En dehors du cadre des Nations Unies

Publié le par Snejana Jovanovic

Envisager une solution du statut du Kosovo en dehors du cadre des Nations Unies ?

Comme le suggère Albert Rohan, adjoint de Martti Ahtisaari l’envoyé spécial des Nations Unies pour le processus du statut du Kosovo, dans une interview au quotidien autrichien « Die Presse », le 30 août 2007, où il dit : « si la Russie persiste à bloquer le processus politique, la solution pour le Kosovo pourrait être trouver en dehors du Conseil de Sécurité des Nations Unies »

Une solution inenvisageable pour le représentant permanent de l’ONU de la Fédération de Russie, Vitaly Churkin qui a indiqué deux jours auparavant à l’agence de presse autrichienne APA que : « la décision au sein du Conseil de Sécurité est une nécessité absolue, quelques soient les difficultés que cela entraîne ».

Concernant le Kosovo, la dernière fois que la communauté internationale a agi sans mandat explicite de l’ONU, c’était pour lancer une opération militaire sous commandement de l’Organisation du Traité de l’Atlantique Nord (OTAN) qui entreprit des frappes aériennes sur la Serbie alors gouvernée par le défunt dictateur Slobodan Milosevic.
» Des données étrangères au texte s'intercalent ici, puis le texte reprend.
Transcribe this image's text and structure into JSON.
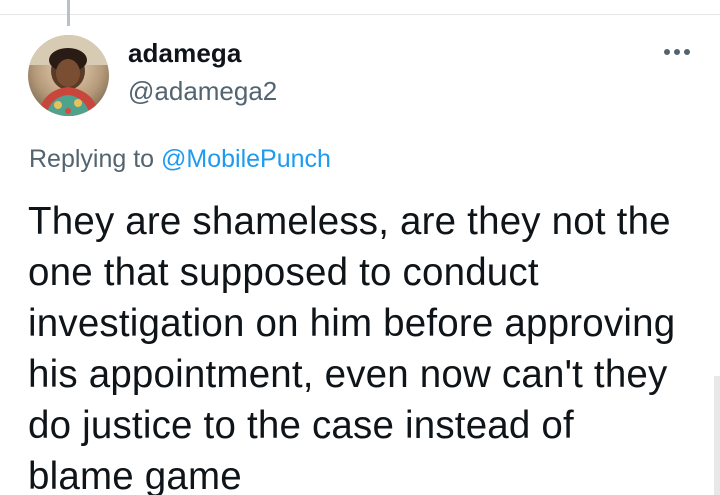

C’était, aussi, le temps où la diplomatie américaine représentée par Madeleine Albright était toute puissante.

La question s’impose : à quoi servirait une reconnaissance de l’indépendance du Kosovo en dehors du cadre des Nations Unies ? Selon la résolution 2625 (XXV) du 4/10/1970 intitulée « Déclaration sur les résolutions amicales entre les Etats : nulle acquisition de territoire obtenue par la menace ou l’emploi de la force ne sera reconnue comme légale. » Exclure le Conseil de Sécurité dans le règlement du statut du Kosovo, c’est user de la force et non du droit.

Une déclaration d’indépendance unilatérale de la partie albanaise viendrait déroger à deux des dix principes du Groupe de contact lors de sa création avant la conférence de Rambouillet en 1999 :

 interdiction de tout changement unilatéral du statut provisoire de la province,
 participation internationale et coopération des deux parties en présence au règlement de la crise.

Il n’empêche qu’en politique internationale, selon Pierre de Senarclens : « le droit reste un système juridique fragile. Son emprise n’a pas sa logique, ni l’autorité des dispositions constitutionnelles et des lois étatiques. Sa reconnaissance n’est pas absolue, ni permanente. En certaines circonstances, les Etats violent les principes essentiels du droit international. Ils recourent souvent à la politique du fait accompli, ou à la violence pour satisfaire leurs ambitions et se faire justice. »
Par conséquent, dans la crise du droit international, Monique Chemillier-Gendreau souligne : « deux questions reviennent de manière obsédante : l’effacement des souverainetés (donc des lois nationales) et le triomphe du contrat dans une société internationale décentralisée, elle-même dépourvue de « loi » ».

Cette déclaration unilatérale d’indépendance accentuerait les oppositions entre Est et Ouest. La Fédération de Russie soutenant Belgrade déclare par la voix de son ministre des Affaires étrangères Sergei Lavrov: « nos partenaires doivent prendre conscience que nous ne marchandons pas, en dépit de notre politique de non confrontation », il ajoute : « il y a une ligne rouge pour la Russie. Là, nous ne pouvons pas ne pas réagir et nous sommes dans l’obligation de tenir nos positions jusqu’au bout. »

Les médiateurs de la troïka ont demandé aux deux parties de leur soumettre des propositions en vue de trouver un compromis. A l’issue de ces 120 jours de pourparlers, un rapport doit être rendu au Secrétaire Général des Nations unies, M. Ban Ki-moon le 10 décembre prochain.